- Prime Minister Scott Morrison conceded defeat after an election on Saturday and the opposition Labor Party was set to end almost a decade of conservative rule.
- In at least five affluent Liberal-held seats, so-called "teal independents" looked set to win, tapping voter anger over inaction on climate change after some of the worst floods and fires hit Australia.
Australian Prime Minister Scott Morrison conceded defeat in an election on Saturday and the opposition Labor Party was set to end almost a decade of conservative rule, possibly with the support of independents who campaigned for greener policies.
Partial results showed that while Labor had made small gains, Morrison's Liberal-National coalition had been punished by voters in Western Australia and affluent urban seats in particular.
The Greens and a group of so-called "teal independents", who campaigned on policies of integrity, gender equality and tackling climate change, put on a strong showing, tapping voter anger over inaction on climate change after some of the worst floods and fires to hit Australia.
The new parliament looks set to be much less climate-skeptic than the one that supported Morrison's pro-coal mining administration.
"Tonight, I have spoken to the leader of the opposition and the incoming prime minister, Anthony Albanese. And I've congratulated him on his election victory this evening," Morrison said, adding he was stepping down as leader of his party.

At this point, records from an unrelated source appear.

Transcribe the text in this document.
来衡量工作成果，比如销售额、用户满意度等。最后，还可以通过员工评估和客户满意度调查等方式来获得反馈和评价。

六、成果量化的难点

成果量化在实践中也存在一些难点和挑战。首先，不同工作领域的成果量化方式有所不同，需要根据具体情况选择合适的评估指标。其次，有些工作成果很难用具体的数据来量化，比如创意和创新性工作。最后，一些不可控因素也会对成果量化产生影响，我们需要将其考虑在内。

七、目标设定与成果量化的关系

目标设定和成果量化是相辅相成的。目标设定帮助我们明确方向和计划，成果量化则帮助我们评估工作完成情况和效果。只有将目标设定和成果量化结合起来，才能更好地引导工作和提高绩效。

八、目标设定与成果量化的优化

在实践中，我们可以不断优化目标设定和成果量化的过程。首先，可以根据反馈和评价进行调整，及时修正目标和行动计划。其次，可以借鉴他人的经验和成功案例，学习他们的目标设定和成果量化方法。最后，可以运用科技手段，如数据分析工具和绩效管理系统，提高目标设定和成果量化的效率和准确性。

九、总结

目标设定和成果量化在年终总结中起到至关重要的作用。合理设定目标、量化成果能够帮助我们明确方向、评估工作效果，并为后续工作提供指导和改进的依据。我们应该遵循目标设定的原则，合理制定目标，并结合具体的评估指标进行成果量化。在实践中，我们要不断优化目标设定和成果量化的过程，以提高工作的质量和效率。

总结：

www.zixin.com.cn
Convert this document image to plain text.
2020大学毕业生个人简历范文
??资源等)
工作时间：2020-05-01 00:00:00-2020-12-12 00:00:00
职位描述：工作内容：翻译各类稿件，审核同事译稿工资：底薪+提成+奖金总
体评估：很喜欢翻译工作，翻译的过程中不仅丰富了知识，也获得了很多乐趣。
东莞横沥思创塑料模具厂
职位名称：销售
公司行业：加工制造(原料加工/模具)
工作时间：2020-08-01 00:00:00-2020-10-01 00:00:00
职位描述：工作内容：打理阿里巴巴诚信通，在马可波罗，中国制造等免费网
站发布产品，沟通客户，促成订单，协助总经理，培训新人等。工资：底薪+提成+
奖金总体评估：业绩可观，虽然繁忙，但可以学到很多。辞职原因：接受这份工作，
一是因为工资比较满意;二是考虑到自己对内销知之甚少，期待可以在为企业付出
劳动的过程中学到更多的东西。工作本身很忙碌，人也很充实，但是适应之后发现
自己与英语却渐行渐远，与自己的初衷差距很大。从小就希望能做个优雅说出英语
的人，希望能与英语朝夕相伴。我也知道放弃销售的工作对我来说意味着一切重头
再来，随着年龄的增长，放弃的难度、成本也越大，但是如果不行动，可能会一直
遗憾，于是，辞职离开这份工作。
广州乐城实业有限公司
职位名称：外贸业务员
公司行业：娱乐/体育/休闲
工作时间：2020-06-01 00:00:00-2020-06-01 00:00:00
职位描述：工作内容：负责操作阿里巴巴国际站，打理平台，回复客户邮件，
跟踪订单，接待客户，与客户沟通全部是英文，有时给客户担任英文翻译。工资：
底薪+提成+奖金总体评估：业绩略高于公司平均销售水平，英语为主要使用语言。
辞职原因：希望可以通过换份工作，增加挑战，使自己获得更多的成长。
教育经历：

Albanese, speaking as he headed to his party celebrations, said he wanted to unite the country.
"I think people want to come together, look for our common interest, look towards that sense of common purpose. I think people have had enough of division, what they want is to come together as a nation and I intend to lead that."
In results so far, Labor had yet to reach 76 of the 151 lower house seats required to form a government alone. Final results could take time as counting a record number of postal votes is completed.
With 55% of the vote counted, Labor had 72 seats and Morrison's coalition 52. Independents and the Greens held 11, the Australian Broadcasting Corp projected. A further 16 seats remained in doubt.
The center-left Labor had held a decent lead in opinion polls before the election, although surveys showed the Liberal-National government narrowing the gap in the final stretch of a six-week campaign.
In one of the biggest hits to the government, Treasurer Josh Frydenberg said it would be "difficult" for him to hold the long-held Liberal seat of Kooyong in Melbourne against an independent newcomer.
Three volunteers working for teal independent Monique Ryan, who was challenging Frydenberg, said they joined Ryan's campaign because they were concerned about the climate for the sake of their children and grandchildren.
"For me, it's like this election actually feels hopeful," Charlotte Forwood, with three adult children, told Reuters.
With Morrison's resignation and Frydenberg likely to lose his seat, Defence Minister Peter Dutton - a former policeman from Queensland - was shaping up as favorite to lead the Liberal Party.
Early returns suggested the Greens had made ground, looking to pick up to three seats in Queensland.
Greens leader Adam Bandt, who retained his inner-city Melbourne seat, said climate was a major issue for voters.
"There was an attempt from Labor and Liberal to bury it, and we were very clear about the need to tackle climate by tackling coal and gas."
Morrison and Albanese cast their votes in Sydney after making whistle-stop tours across marginal seats in the final two days of a campaign dominated by rising living costs, climate change and integrity.
As Labor focussed on spiking inflation and sluggish wage growth, Morrison made the country's lowest unemployment in almost half a century the centerpiece of his campaign's final hours.